Findings show that both gradual and sharp increases in temperature are related to fertility declines. Similar results are found for gradual changes in precipitation. Extreme precipitation events significantly impact birth rates in rural areas only. These findings may be linked to behavioral channels via more profitable harvests during rainfall. The study also shows that birth rates declined remarkably during the Zika epidemic, especially after Zika's harmful consequences for fetal malformation were confirmed in late 2015. Moreover, the impacts of climate conditions on fertility were magnified during the Zika epidemic.
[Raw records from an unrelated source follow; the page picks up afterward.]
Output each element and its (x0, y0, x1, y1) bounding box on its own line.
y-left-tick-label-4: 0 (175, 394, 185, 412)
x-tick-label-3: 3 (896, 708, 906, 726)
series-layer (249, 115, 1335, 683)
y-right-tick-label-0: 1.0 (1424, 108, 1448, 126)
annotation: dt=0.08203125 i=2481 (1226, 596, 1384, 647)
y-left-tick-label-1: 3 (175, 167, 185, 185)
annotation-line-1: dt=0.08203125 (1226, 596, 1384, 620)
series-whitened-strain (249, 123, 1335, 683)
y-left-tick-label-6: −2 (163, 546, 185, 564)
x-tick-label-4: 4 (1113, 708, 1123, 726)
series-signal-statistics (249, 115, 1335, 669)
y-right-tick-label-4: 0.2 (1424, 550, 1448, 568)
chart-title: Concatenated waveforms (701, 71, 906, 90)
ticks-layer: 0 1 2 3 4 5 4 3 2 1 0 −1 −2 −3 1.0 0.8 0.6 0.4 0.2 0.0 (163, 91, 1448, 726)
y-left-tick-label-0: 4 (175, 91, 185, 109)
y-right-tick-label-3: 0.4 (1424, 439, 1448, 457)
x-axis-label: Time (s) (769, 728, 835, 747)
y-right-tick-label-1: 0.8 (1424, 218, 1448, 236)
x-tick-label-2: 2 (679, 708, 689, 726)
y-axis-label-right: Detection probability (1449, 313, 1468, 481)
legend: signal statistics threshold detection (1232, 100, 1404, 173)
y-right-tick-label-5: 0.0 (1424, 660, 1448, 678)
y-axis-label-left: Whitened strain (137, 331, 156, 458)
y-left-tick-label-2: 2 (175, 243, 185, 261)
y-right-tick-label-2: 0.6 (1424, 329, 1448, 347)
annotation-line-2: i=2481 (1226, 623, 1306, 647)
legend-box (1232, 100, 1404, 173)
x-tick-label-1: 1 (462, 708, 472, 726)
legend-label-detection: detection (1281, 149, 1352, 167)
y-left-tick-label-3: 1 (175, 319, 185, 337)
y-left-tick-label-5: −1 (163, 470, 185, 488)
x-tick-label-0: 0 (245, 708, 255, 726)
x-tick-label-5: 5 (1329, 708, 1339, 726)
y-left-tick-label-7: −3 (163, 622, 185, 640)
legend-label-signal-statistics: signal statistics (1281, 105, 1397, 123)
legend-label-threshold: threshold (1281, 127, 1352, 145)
Fertility is particularly sensitive to extreme climate events during the Zika outbreak in urban areas. This is probably because arboviruses, in general, are more widespread in urban than in rural areas, and Zika, in particular, is largely an urban illness. Although urban areas are economically heterogeneous, urban poverty creates the ideal conditions for the proliferation of Zika and other arboviruses during warm and rainy periods. The urban poor in Brazil often live in areas with inadequate sanitation, infrastructure, garbage disposal, sewage treatment, and clean piped water access. Such circumstances lead to frequent home water storage, creating the ideal conditions for mosquito breeding and spreading arboviral illnesses. Such differences in physical exposure to the vector might have heightened perceived risks of arboviral infection, contributing to a disproportionate burden of arbovirus illnesses among urban populations. A second reason for a stronger effect of climate conditions on fertility during the epidemic in urban areas is that urban populations have more access to information on reproductive health and the means to act on their reproductive behaviors.